Inflation expectations improve in new survey

Published:Friday | May 22, 2015 | 5:00 AMMcPherse Thompson

Businesses expect inflation of 5.1 per cent in the year ahead, a 50 per cent decline in the expected rate since the last two surveys conducted by the Statistical Institute of Jamaica for the Bank of Jamaica, according to central bank Governor Brian Wynter.

It is much lower than the 7.7 per cent recorded in the February 2015 survey, the 10 per cent at the time of the December 2014 study, as well as the Bank’s own forecast, he said.

“This is a very positive development,” said Wynter. “The fact that expectations have fallen is an indication that the business community is sensing that we are in a new economic environment and that fundamental economic changes are taking place in Jamaica,” he said at this week’s quarterly briefing on monetary policy.

Referencing the 10 per cent expectations in the December study, Wynter said people were forming their expectations of future inflation by looking back in time and ignoring their most recent experiences, which pointed to a progressively lower outcome.

“This type of divergence between the current inflation rate and expectations for inflation to be higher in the future is not a good thing,” the Governor said.

“Inflation expectations are a powerful force that pushes both wage inflation and cost inflation.

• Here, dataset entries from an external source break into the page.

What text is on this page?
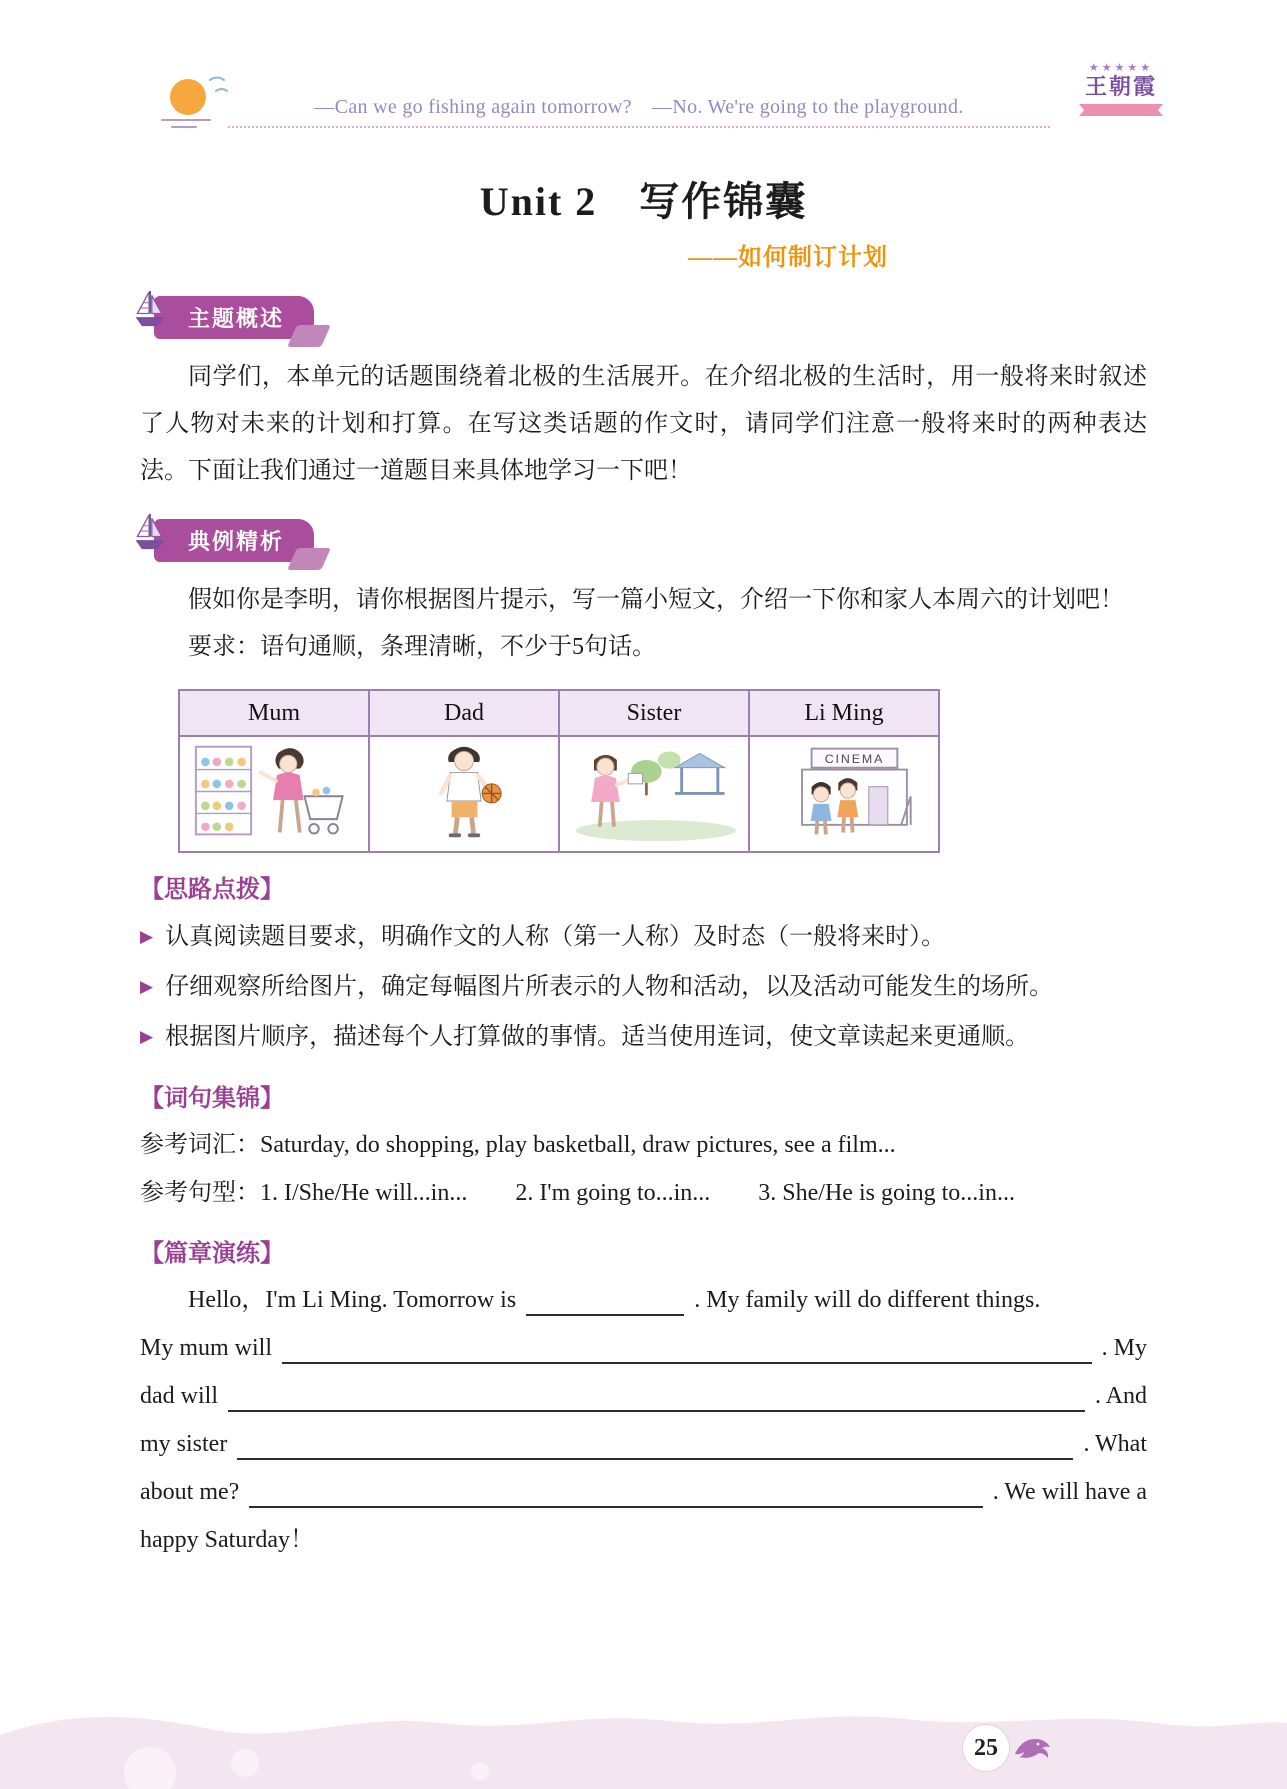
—Can we go fishing again tomorrow?　—No. We're going to the playground.
★★★★★
王朝霞
Unit 2　写作锦囊
——如何制订计划
主题概述

同学们，本单元的话题围绕着北极的生活展开。在介绍北极的生活时，用一般将来时叙述了人物对未来的计划和打算。在写这类话题的作文时，请同学们注意一般将来时的两种表达法。下面让我们通过一道题目来具体地学习一下吧！

典例精析

假如你是李明，请你根据图片提示，写一篇小短文，介绍一下你和家人本周六的计划吧！

要求：语句通顺，条理清晰，不少于5句话。

Mum	Dad	Sister	Li Ming

CINEMA
【思路点拨】
▶ 认真阅读题目要求，明确作文的人称（第一人称）及时态（一般将来时）。
▶ 仔细观察所给图片，确定每幅图片所表示的人物和活动，以及活动可能发生的场所。
▶ 根据图片顺序，描述每个人打算做的事情。适当使用连词，使文章读起来更通顺。
【词句集锦】

参考词汇：Saturday, do shopping, play basketball, draw pictures, see a film...

参考句型：1. I/She/He will...in...　　2. I'm going to...in...　　3. She/He is going to...in...

【篇章演练】
Hello，I'm Li Ming. Tomorrow is	. My family will do different things.
My mum will	. My
dad will	. And
my sister	. What
about me?	. We will have a

happy Saturday！

25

Unless expectations are lowered Jamaica will not be able to transition to a low-inflation environment.”

Bank of Jamaica is forecasting that 12-month inflation will fall below three per cent by September before rising moderately in the second half to end the current fiscal year between 5.5 and 7.5 per cent.

With a long-term target for inflation of between two and four per cent, in line with Jamaica’s trading partners, “we have by no means arrived at our destination but we are encouraged by the strides we have made towards our goal,” Wynter said.

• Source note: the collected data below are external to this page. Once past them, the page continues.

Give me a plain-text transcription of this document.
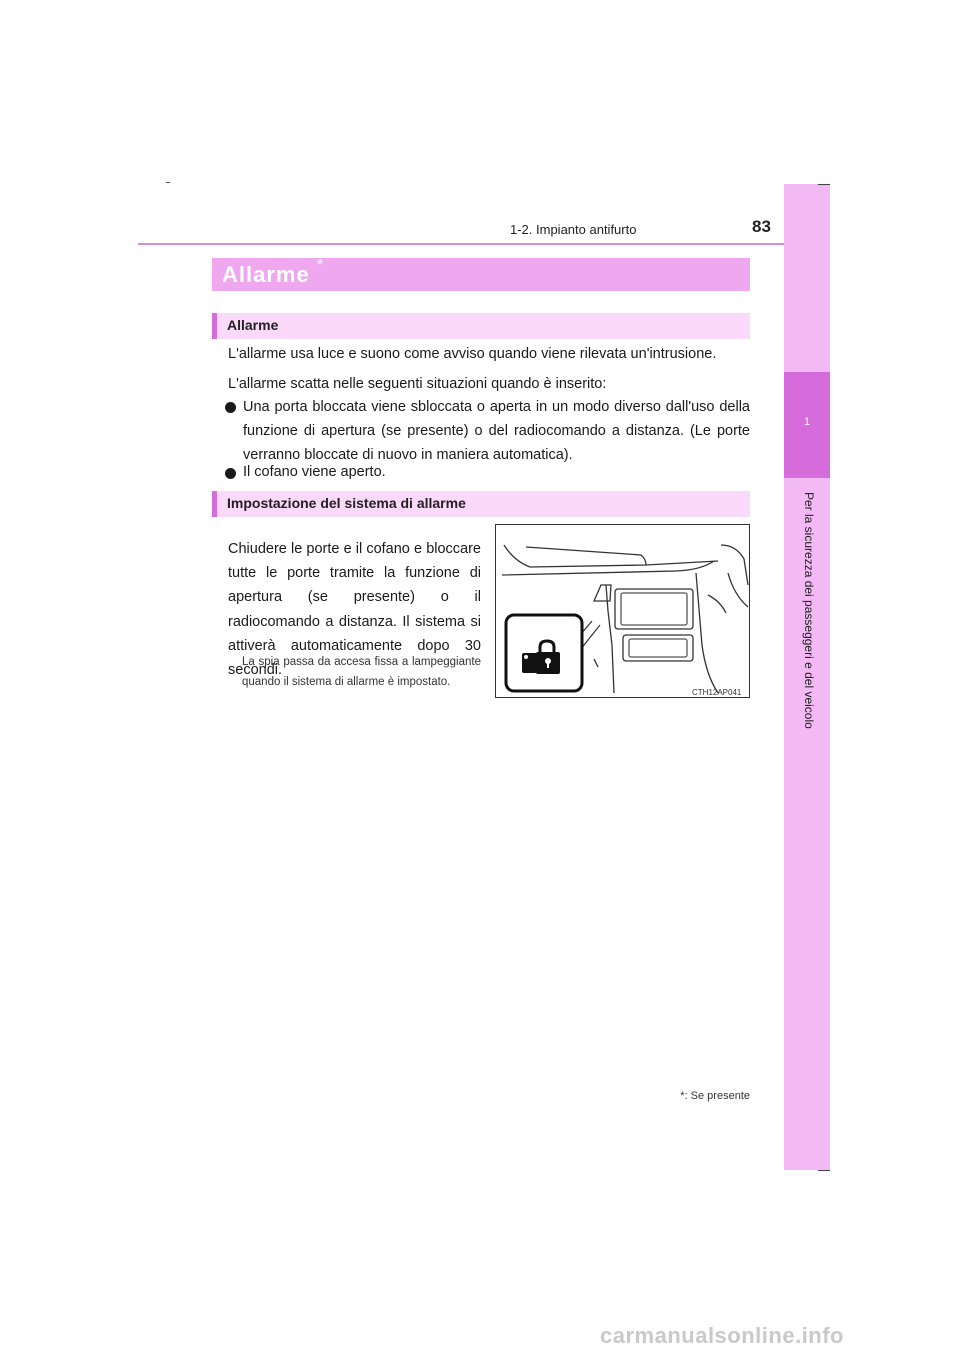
1-2. Impianto antifurto	83
1
Per la sicurezza dei passeggeri e del veicolo
Allarme *
Allarme
L'allarme usa luce e suono come avviso quando viene rilevata un'intrusione.
L'allarme scatta nelle seguenti situazioni quando è inserito:
Una porta bloccata viene sbloccata o aperta in un modo diverso dall'uso della funzione di apertura (se presente) o del radiocomando a distanza. (Le porte verranno bloccate di nuovo in maniera automatica).
Il cofano viene aperto.
Impostazione del sistema di allarme
Chiudere le porte e il cofano e bloccare tutte le porte tramite la funzione di apertura (se presente) o il radiocomando a distanza. Il sistema si attiverà automaticamente dopo 30 secondi.
La spia passa da accesa fissa a lampeggiante quando il sistema di allarme è impostato.
CTH12AP041
*: Se presente
carmanualsonline.info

The central bank’s benchmark interest rate on its 30-day Certificate of Deposit is based on its forecast for inflation.

In addition to external factors such as weather-related shocks or sharp increases in international commodity prices, the bank also monitors the pace of exchange rate depreciation and the emergence of excess demand conditions in the economy, Wynter said.

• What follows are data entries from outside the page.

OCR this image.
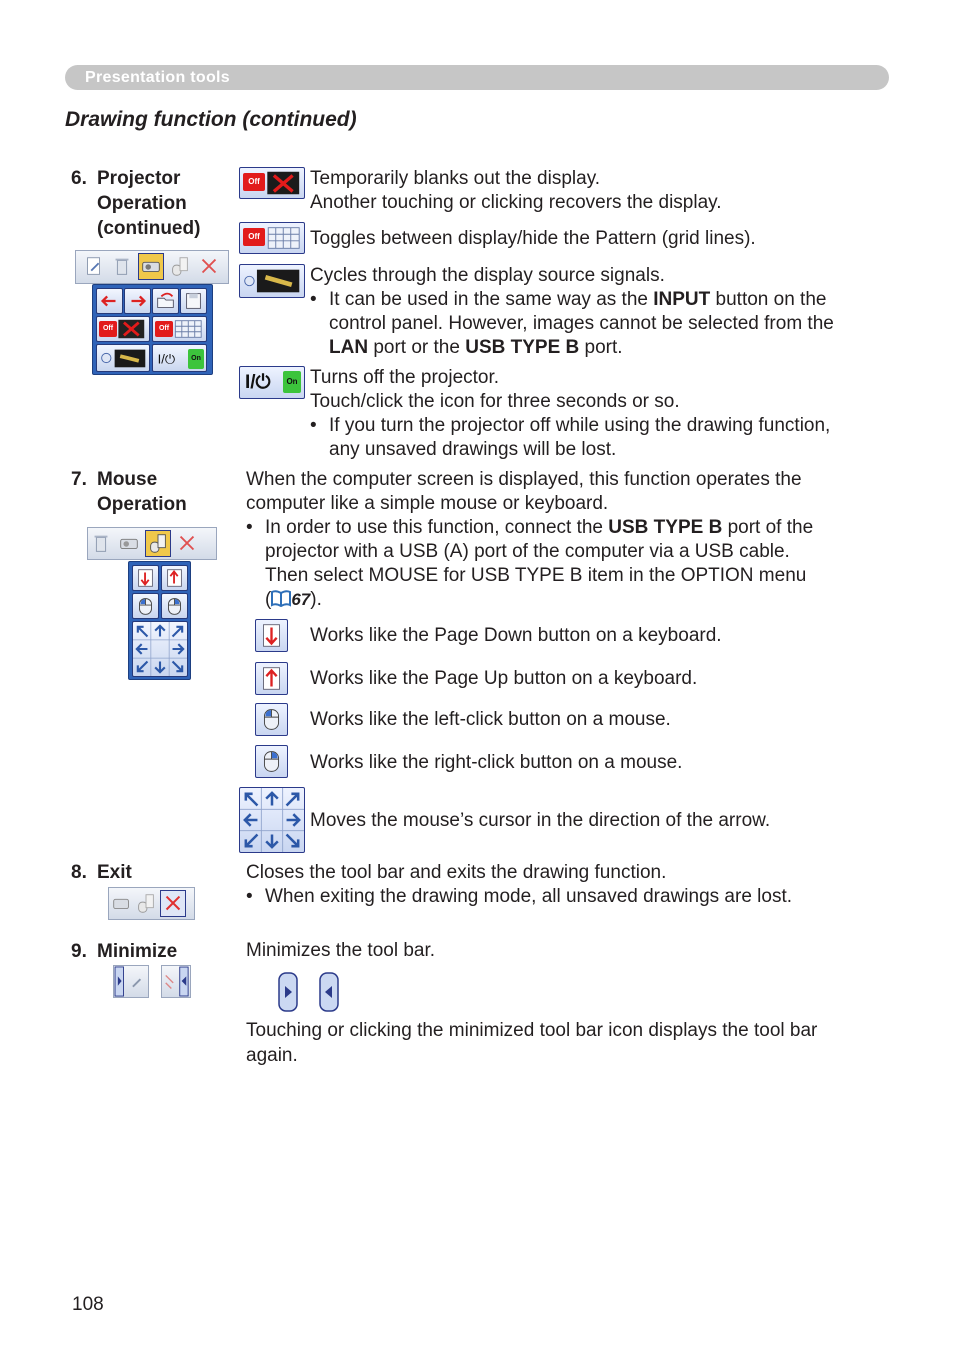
Presentation tools
Drawing function (continued)
6. Projector
Operation
(continued)
Off	Off
I/⏻	On
Off	Temporarily blanks out the display.
Another touching or clicking recovers the display.
Off	Toggles between display/hide the Pattern (grid lines).
Cycles through the display source signals.
• It can be used in the same way as the INPUT button on the
control panel. However, images cannot be selected from the
LAN port or the USB TYPE B port.
I/⏻	On Turns off the projector.
Touch/click the icon for three seconds or so.
• If you turn the projector off while using the drawing function,
any unsaved drawings will be lost.
7. Mouse
Operation
When the computer screen is displayed, this function operates the
computer like a simple mouse or keyboard.
• In order to use this function, connect the USB TYPE B port of the
projector with a USB (A) port of the computer via a USB cable.
Then select MOUSE for USB TYPE B item in the OPTION menu
( 67).
Works like the Page Down button on a keyboard.
Works like the Page Up button on a keyboard.
Works like the left-click button on a mouse.
Works like the right-click button on a mouse.
Moves the mouse’s cursor in the direction of the arrow.
8. Exit	Closes the tool bar and exits the drawing function.
• When exiting the drawing mode, all unsaved drawings are lost.
9. Minimize	Minimizes the tool bar.
Touching or clicking the minimized tool bar icon displays the tool bar
again.
108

The central bank does not see the exchange rate posing a major risk to inflation at this time.
“Our assessment is that the exchange rate is currently at or close to its equilibrium,” Wynter said, referring to the United States dollar, which sold for an average rate of $116.11 to the Jamaican dollar on Wednesday.

He said the BOJ’s analysis is supported by the substantial reduction in the current account deficit in the balance of payments to an estimated 5.9 per cent of gross domestic product in fiscal year 2014/15 from 8.4 per cent the previous fiscal year, with expectations of a further reduction this fiscal year.

The central bank is forecasting economic growth of 1.5 per cent to 2.5 per cent in fiscal 2016.
“If fiscal policy remains tight, as we expect, inflation will be constrained, which will produce the additional benefit of lower interest rates”, but “if fiscal policy is loosened, it is likely that inflation expectations will rise, which will require a reaction from the Bank of Jamaica to tighten monetary policy by increasing interest rates,” the central bank chief said.

BOJ last cut its benchmark interest rate in April from 5.75 per cent to 5.5 per cent.